As far as your exam results go, I’m happy for you if you did well, and commiserations if you didn’t, but I don’t give a shit as long as you’re happy. We need to move away from the idea that everyone’s going to be analysing or even considering our grades, because chances are they won’t.
Secondly, many of the arguments of the campaign are limited. ‘Our Choice, Our Grade’ points out that whilst you can remove yourself from the class list, you have to explain why. Well, so? Provided you have a valid reason – be that mental health, an issue with your name (for example, if you’re a transgender student, as the campaign notes) – then the university won’t have an issue with your withdrawal.
As per, that reason won’t go beyond those who ‘need to know’. The campaign suggests that withdrawal from the class list may cause gossip. Who the fuck during the summer holidays is going to be trawling through a class list, frantically trying to find a specific name? If you are, may I recommend a summer job.
Finally, and most importantly, we all need to adopt a change in attitude. We need to embrace this new concept of ‘average’.

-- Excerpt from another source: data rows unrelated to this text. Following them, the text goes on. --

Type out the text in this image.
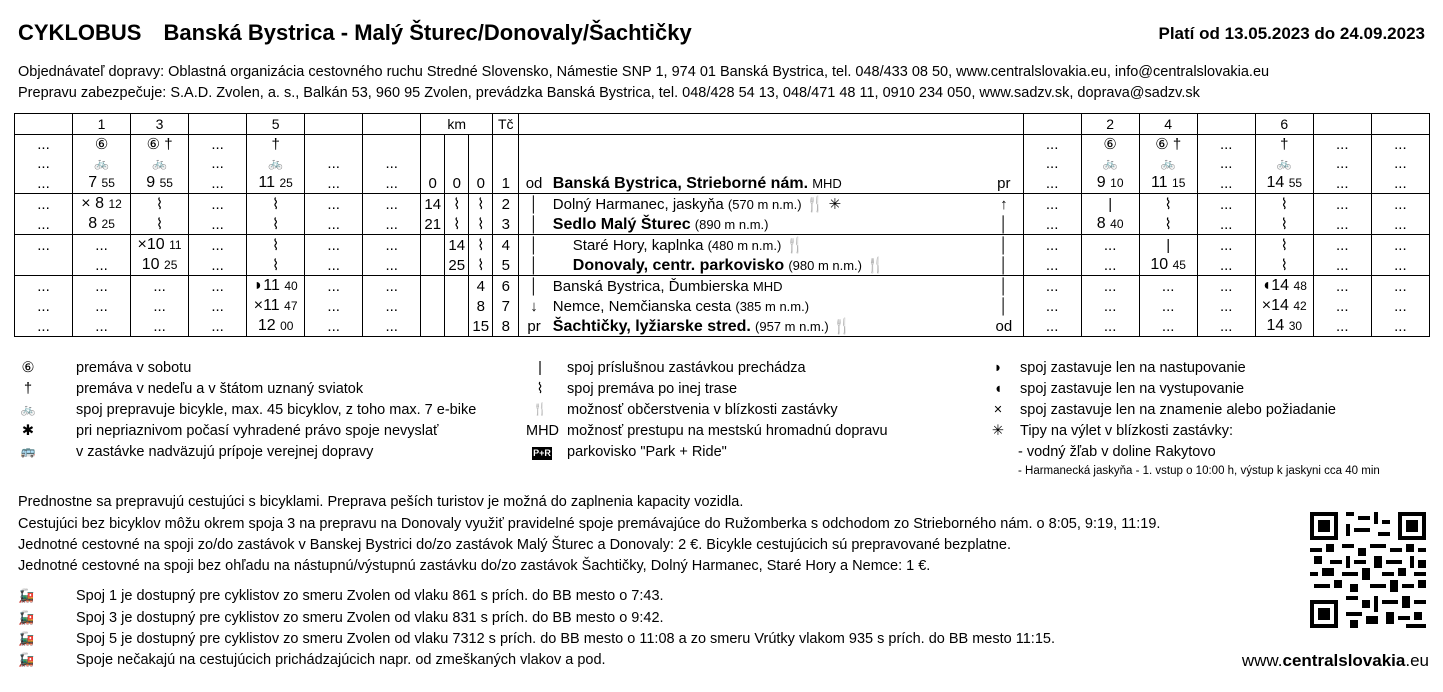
CYKLOBUS Banská Bystrica - Malý Šturec/Donovaly/Šachtičky	Platí od 13.05.2023 do 24.09.2023
Objednávateľ dopravy: Oblastná organizácia cestovného ruchu Stredné Slovensko, Námestie SNP 1, 974 01 Banská Bystrica, tel. 048/433 08 50, www.centralslovakia.eu, info@centralslovakia.eu
Prepravu zabezpečuje: S.A.D. Zvolen, a. s., Balkán 53, 960 95 Zvolen, prevádzka Banská Bystrica, tel. 048/428 54 13, 048/471 48 11, 0910 234 050, www.sadzv.sk, doprava@sadzv.sk
	1	3		5			km			Tč					2	4		6		
...	⑥	⑥ †	...	†										...	⑥	⑥ †	...	†	...	...
...	🚲	🚲	...	🚲	...	...								...	🚲	🚲	...	🚲	...	...
...	7 55	9 55	...	11 25	...	...	0	0	0	1	od	Banská Bystrica, Strieborné nám. MHD	pr	...	9 10	11 15	...	14 55	...	...
...	× 8 12	⌇	...	⌇	...	...	14	⌇	⌇	2	│	Dolný Harmanec, jaskyňa (570 m n.m.) 🍴 ✳	↑	...	|	⌇	...	⌇	...	...
...	8 25	⌇	...	⌇	...	...	21	⌇	⌇	3	│	Sedlo Malý Šturec (890 m n.m.)	│	...	8 40	⌇	...	⌇	...	...
...	...	×10 11	...	⌇	...	...		14	⌇	4	│	Staré Hory, kaplnka (480 m n.m.) 🍴	│	...	...	|	...	⌇	...	...
	...	10 25	...	⌇	...	...		25	⌇	5	│	Donovaly, centr. parkovisko (980 m n.m.) 🍴	│	...	...	10 45	...	⌇	...	...
...	...	...	...	◗11 40	...	...			4	6	│	Banská Bystrica, Ďumbierska MHD	│	...	...	...	...	◖14 48	...	...
...	...	...	...	×11 47	...	...			8	7	↓	Nemce, Nemčianska cesta (385 m n.m.)	│	...	...	...	...	×14 42	...	...
...	...	...	...	12 00	...	...			15	8	pr	Šachtičky, lyžiarske stred. (957 m n.m.) 🍴	od	...	...	...	...	14 30	...	...
⑥	premáva v sobotu
†	premáva v nedeľu a v štátom uznaný sviatok
🚲	spoj prepravuje bicykle, max. 45 bicyklov, z toho max. 7 e-bike
✱	pri nepriaznivom počasí vyhradené právo spoje nevyslať
🚌	v zastávke nadväzujú prípoje verejnej dopravy
|	spoj príslušnou zastávkou prechádza
⌇	spoj premáva po inej trase
🍴	možnosť občerstvenia v blízkosti zastávky
MHD možnosť prestupu na mestskú hromadnú dopravu
P+R parkovisko "Park + Ride"
◗	spoj zastavuje len na nastupovanie
◖	spoj zastavuje len na vystupovanie
×	spoj zastavuje len na znamenie alebo požiadanie
✳	Tipy na výlet v blízkosti zastávky:
- vodný žľab v doline Rakytovo
- Harmanecká jaskyňa - 1. vstup o 10:00 h, výstup k jaskyni cca 40 min
Prednostne sa prepravujú cestujúci s bicyklami. Preprava peších turistov je možná do zaplnenia kapacity vozidla.
Cestujúci bez bicyklov môžu okrem spoja 3 na prepravu na Donovaly využiť pravidelné spoje premávajúce do Ružomberka s odchodom zo Strieborného nám. o 8:05, 9:19, 11:19.
Jednotné cestovné na spoji zo/do zastávok v Banskej Bystrici do/zo zastávok Malý Šturec a Donovaly: 2 €. Bicykle cestujúcich sú prepravované bezplatne.
Jednotné cestovné na spoji bez ohľadu na nástupnú/výstupnú zastávku do/zo zastávok Šachtičky, Dolný Harmanec, Staré Hory a Nemce: 1 €.
🚂	Spoj 1 je dostupný pre cyklistov zo smeru Zvolen od vlaku 861 s prích. do BB mesto o 7:43.
🚂	Spoj 3 je dostupný pre cyklistov zo smeru Zvolen od vlaku 831 s prích. do BB mesto o 9:42.
🚂	Spoj 5 je dostupný pre cyklistov zo smeru Zvolen od vlaku 7312 s prích. do BB mesto o 11:08 a zo smeru Vrútky vlakom 935 s prích. do BB mesto 11:15.
🚂	Spoje nečakajú na cestujúcich prichádzajúcich napr. od zmeškaných vlakov a pod.	www.centralslovakia.eu
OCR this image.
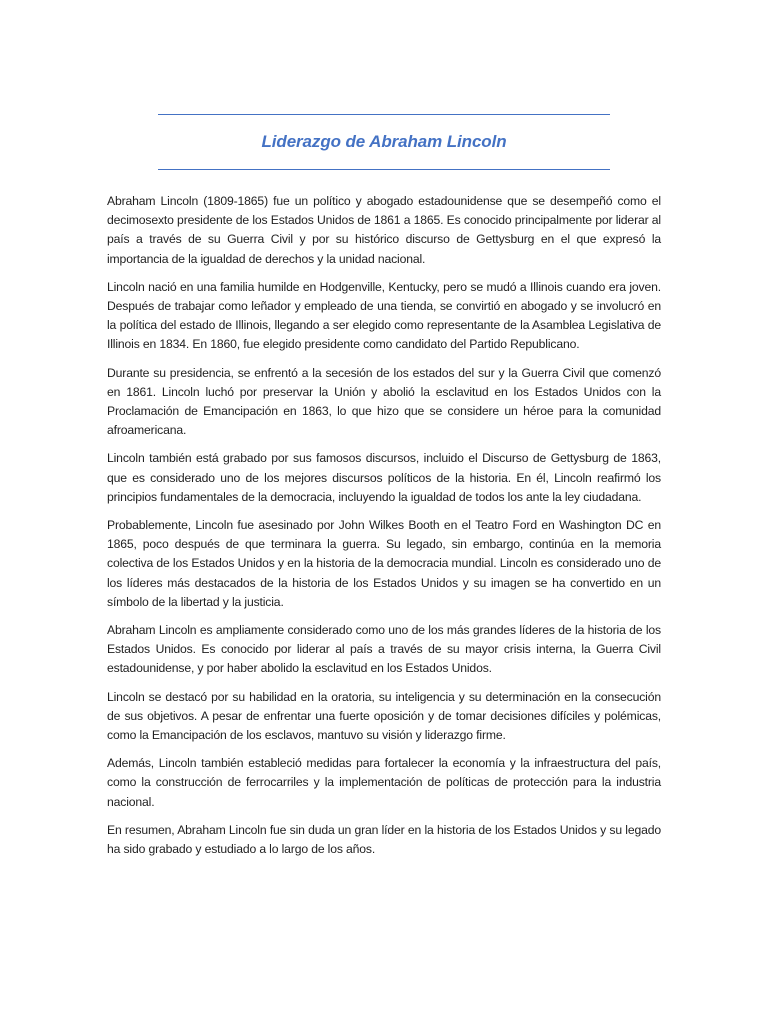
Liderazgo de Abraham Lincoln

Abraham Lincoln (1809-1865) fue un político y abogado estadounidense que se desempeñó como el decimosexto presidente de los Estados Unidos de 1861 a 1865. Es conocido principalmente por liderar al país a través de su Guerra Civil y por su histórico discurso de Gettysburg en el que expresó la importancia de la igualdad de derechos y la unidad nacional.

Lincoln nació en una familia humilde en Hodgenville, Kentucky, pero se mudó a Illinois cuando era joven. Después de trabajar como leñador y empleado de una tienda, se convirtió en abogado y se involucró en la política del estado de Illinois, llegando a ser elegido como representante de la Asamblea Legislativa de Illinois en 1834. En 1860, fue elegido presidente como candidato del Partido Republicano.

Durante su presidencia, se enfrentó a la secesión de los estados del sur y la Guerra Civil que comenzó en 1861. Lincoln luchó por preservar la Unión y abolió la esclavitud en los Estados Unidos con la Proclamación de Emancipación en 1863, lo que hizo que se considere un héroe para la comunidad afroamericana.

Lincoln también está grabado por sus famosos discursos, incluido el Discurso de Gettysburg de 1863, que es considerado uno de los mejores discursos políticos de la historia. En él, Lincoln reafirmó los principios fundamentales de la democracia, incluyendo la igualdad de todos los ante la ley ciudadana.

Probablemente, Lincoln fue asesinado por John Wilkes Booth en el Teatro Ford en Washington DC en 1865, poco después de que terminara la guerra. Su legado, sin embargo, continúa en la memoria colectiva de los Estados Unidos y en la historia de la democracia mundial. Lincoln es considerado uno de los líderes más destacados de la historia de los Estados Unidos y su imagen se ha convertido en un símbolo de la libertad y la justicia.

Abraham Lincoln es ampliamente considerado como uno de los más grandes líderes de la historia de los Estados Unidos. Es conocido por liderar al país a través de su mayor crisis interna, la Guerra Civil estadounidense, y por haber abolido la esclavitud en los Estados Unidos.

Lincoln se destacó por su habilidad en la oratoria, su inteligencia y su determinación en la consecución de sus objetivos. A pesar de enfrentar una fuerte oposición y de tomar decisiones difíciles y polémicas, como la Emancipación de los esclavos, mantuvo su visión y liderazgo firme.

Además, Lincoln también estableció medidas para fortalecer la economía y la infraestructura del país, como la construcción de ferrocarriles y la implementación de políticas de protección para la industria nacional.

En resumen, Abraham Lincoln fue sin duda un gran líder en la historia de los Estados Unidos y su legado ha sido grabado y estudiado a lo largo de los años.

I admit it’s a new one to me: I was so terrified of failing my A-Levels I left college with 100% across the board, and a mentally fucked head to go with it.Hardly worth it. That experience completely changed my mind-set.
In the ‘real world’, it’s ok to not be the best. Hell, it’s ok to be average. Who cares if you failed one module? Maybe you aced the next one and the two will balance out. I’m not advocating avoiding work for exams, but rather a new-found sense of perspective.
Yes you should care about your exam results, but because of the work you’ve put in, rather than because you’re worried about what other people might think of your mark. Your grades don’t – and never will – define your worth as a person: something we can often lose sight of in the stressed out hot-bed of exam term.
Little miss perfect within me is long dead and I don’t miss her. I might get a 2:1 this year, and I’ll be really happy if I do: I’ve worked hard during exam term. But I’m not going to cry if I get a 2:2 or a third. Yes I’ll be disappointed, but my perception of who I am and my self-worth won’t change. Equally, no friend worth your time will change their opinion of you based upon a public exam grade.
So maybe by supporting the ‘Our Grade, Our Choice’ campaign, we’re missing the bigger picture. We need to acknowledge that it’s ok not to be perfect, and indeed to not do well at everything. We need to acknowledge that our grades don’t define who we are, or our worth as a person.
If we did this, would we really care about our exam results being made public? I wouldn’t. Class lists are an age old tradition, and one we need to stop fretting over. You never know, it might just save your phone battery come results day.